On the other hand, enabling means stopping someone from having to deal with the consequences of their actions—or at least trying to stop them. This allows the person to keep on living their life without any risk or fear of repercussions. For example, if a parent lets a child skip school or not do their homework, this leads to enabling irresponsibility. The child isn’t learning anything at all and is, in fact, getting set up for a lifetime of disappointment when they just don’t show up to work because they don’t want to.

Obviously, there is a difference between a child and a spouse. Things also get tricky when addiction is involved. One example of enabling a spouse in recovery or who struggles with addiction is simply accepting that a hangover is actually a fluke “illness.” You might feel like you’re being supportive. After all, what can you do now that the drinking is already done? However, this is actually a sign of accepting the behavior and essentially encouraging it.

How to Be a Supporter

The biggest sign that you might be an enabler is that you want to solve the problem for your spouse. Being a problem-solver makes people feel good because they think they’re doing something positive for their spouse. In actuality, problem-solving and enabling is hurting your partner. This enabling needs to change in order to manifest a new dynamic in the relationship. When a spouse is in recovery and lives with an enabler, they can no longer live a healthy and independent life because they don’t have to take any responsibility for their actions. The enabler is taking on all those responsibilities. As you can imagine, this can quickly lead to resentment.

Still, it can be tough to tell if you’re currently a supporter or an enabler. You’re an enabler if you make excuses for your spouse. If you often put your needs second, you could be an enabler. Maybe you feel or know that your behavior isn’t healthy, but you feel stuck in a rut. A big red flag of enabling is that you’ve lied for your spouse—particularly more than once.

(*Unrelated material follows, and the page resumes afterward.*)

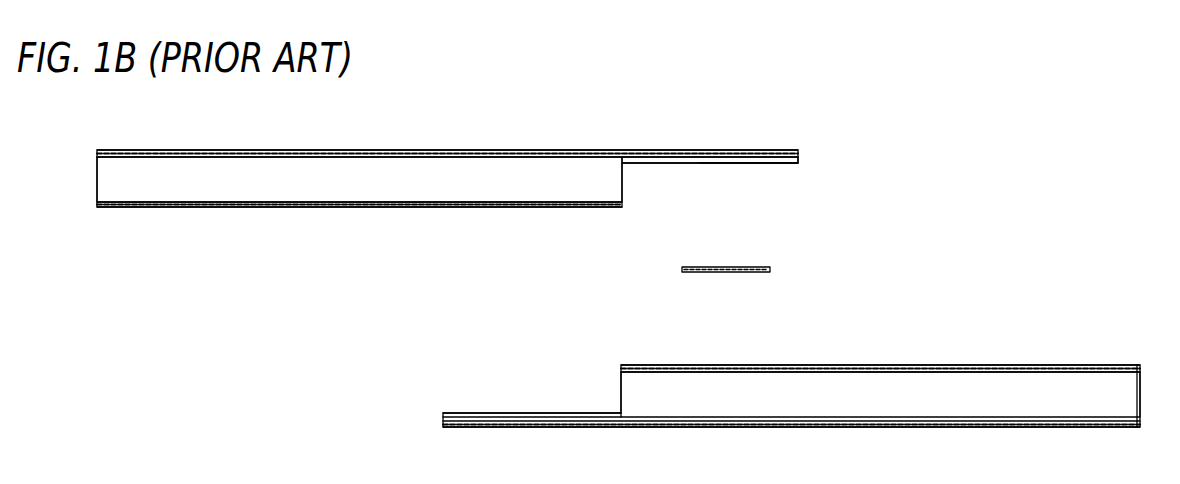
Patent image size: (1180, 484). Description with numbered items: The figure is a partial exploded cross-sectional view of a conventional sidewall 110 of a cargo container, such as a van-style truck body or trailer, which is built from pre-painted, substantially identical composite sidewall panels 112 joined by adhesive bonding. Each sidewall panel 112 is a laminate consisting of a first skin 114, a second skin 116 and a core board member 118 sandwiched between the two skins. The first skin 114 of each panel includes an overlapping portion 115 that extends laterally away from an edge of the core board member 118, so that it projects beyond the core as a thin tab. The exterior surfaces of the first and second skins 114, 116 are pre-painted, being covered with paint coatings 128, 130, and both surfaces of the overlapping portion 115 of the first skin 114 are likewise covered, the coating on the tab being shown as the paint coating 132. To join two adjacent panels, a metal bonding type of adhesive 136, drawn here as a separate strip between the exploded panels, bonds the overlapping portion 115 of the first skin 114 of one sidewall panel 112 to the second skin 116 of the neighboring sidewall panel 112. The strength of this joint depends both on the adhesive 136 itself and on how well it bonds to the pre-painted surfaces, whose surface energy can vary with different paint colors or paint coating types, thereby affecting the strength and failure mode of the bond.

Stop Enabling and Start Supporting

Enablers have to stop, but that’s easier said than done. Enabling is actually inherent for many people, so it takes conscientious work to change how you approach your spouse’s recovery. Supporting begins when you start being honest with yourself and your spouse, and perhaps calling them out on their behavior. You can also support your spouse by becoming more involved in their recovery process. Working with a counselor or in a support group that can give you specific tips on how to help with your spouse’s recovery (without enabling) is a great approach.  

Exactly how you can support your spouse will vary based on who they are and their unique recovery process. It might include things like not having alcohol in the home, but that doesn’t mean you can’t enjoy a happy hour by going out (post-COVID). This isn’t necessarily putting yourself second, but rather making an accommodation. Support might look like attending an online support group for family members of alcoholics

When you’ve struck a balance in your marriage and adopted a strategy of support rather than enabling, you’ll feel like a weight has been lifted. You’re no longer trying to solve their problems but helping to encourage them to do so themselves. In the end, both parties are happier when the spouse is supportive rather than prone to enabling. However, do bear in mind that there might be some growing pains. If you’ve become used to a dependent relationship, it can be tough to change—but doable.